Download PDF

Nonprobability samples and uncertainty: Avoiding maximal estimation error via averaging

Author

Alexander Murray-Watters

Co-author

Stefan Zins
Joe Sakshaug

Conference

65th ISI World Statistics Congress

Format: IPS Abstract - WSC 2025

Keywords: model_averaging, nonprobability, uncertainty

Session: IPS 700 - Non-probability and Probability Sample Integrated Estimators for the Population Parameters

Monday 6 October 2 p.m. - 3:40 p.m. (Europe/Amsterdam)

Abstract

Online non-probability sample data are often treated as if they were obtained from a simple random sample drawn from the general population.
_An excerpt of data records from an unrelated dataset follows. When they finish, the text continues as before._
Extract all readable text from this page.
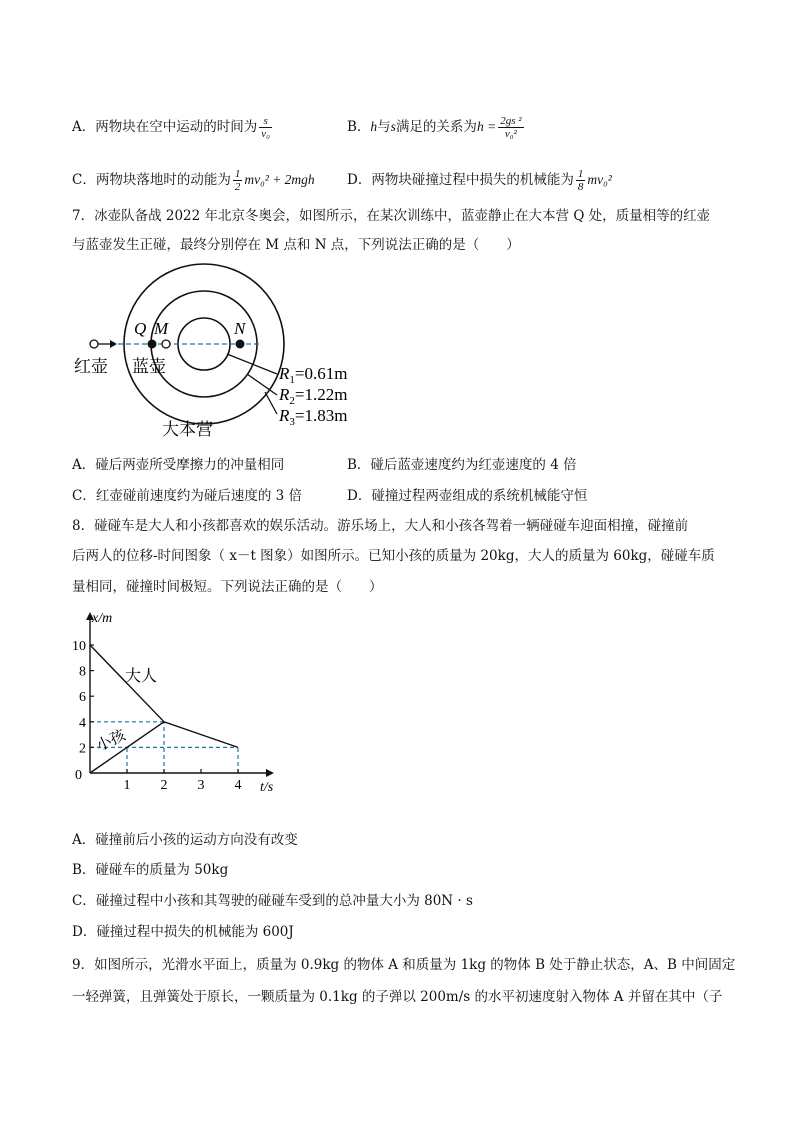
A．两物块在空中运动的时间为 $\frac{s}{\text{v₀}}$	B．h与s满足的关系为$h = \frac{\text{2gs ²}}{\text{v₀²}}$
C．两物块落地时的动能为 $\frac{1}{2} mv_0^2 + 2mgh$ D．两物块碰撞过程中损失的机械能为 $\frac{1}{8} mv_0^2$
7．冰壶队备战 2022 年北京冬奥会，如图所示，在某次训练中，蓝壶静止在大本营 Q 处，质量相等的红壶
与蓝壶发生正碰，最终分别停在 M 点和 N 点，下列说法正确的是（　　）
Q M	N
红壶 蓝壶
大本营
$R_1=0.61m$
$R_2=1.22m$
$R_3=1.83m$
A．碰后两壶所受摩擦力的冲量相同	B．碰后蓝壶速度约为红壶速度的 4 倍
C．红壶碰前速度约为碰后速度的 3 倍	D．碰撞过程两壶组成的系统机械能守恒
8．碰碰车是大人和小孩都喜欢的娱乐活动。游乐场上，大人和小孩各驾着一辆碰碰车迎面相撞，碰撞前
后两人的位移-时间图象（ x－t 图象）如图所示。已知小孩的质量为 20kg，大人的质量为 60kg，碰碰车质
量相同，碰撞时间极短。下列说法正确的是（　　）
1 2 3 4
2
4
6
8
10
0
x/m
t/s
大人
小孩
A．碰撞前后小孩的运动方向没有改变
B．碰碰车的质量为 50kg
C．碰撞过程中小孩和其驾驶的碰碰车受到的总冲量大小为 80N · s
D．碰撞过程中损失的机械能为 600J
9．如图所示，光滑水平面上，质量为 0.9kg 的物体 A 和质量为 1kg 的物体 B 处于静止状态，A、B 中间固定
一轻弹簧，且弹簧处于原长，一颗质量为 0.1kg 的子弹以 200m/s 的水平初速度射入物体 A 并留在其中（子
As the exact sampling frame for these samples is typically unknown, there is no general method to construct unbiased estimators. This suggests a question: Are estimates based on online non-probability samples consistent across sample vendors and with respect to probability-based estimates? To address this question, we analyze data collected from 8 different online non-probability sample vendors and one online probability-based sample. We find that estimates from the different non-probability samples are often highly inconsistent, and suggest averaging estimates across multiple vendor samples to eliminate the risk of worst-case (maximum) estimation error. We assess multiple averaging approaches, including a LASSO regression procedure which discovers a subset of vendors that, when averaged, produces estimates more consistent with the reference probability-based estimates, outperforming any single vendor. Our results imply that averaging across multiple non-probability sample vendors, depending on the research question at hand, may result in substantial gains in estimation precision"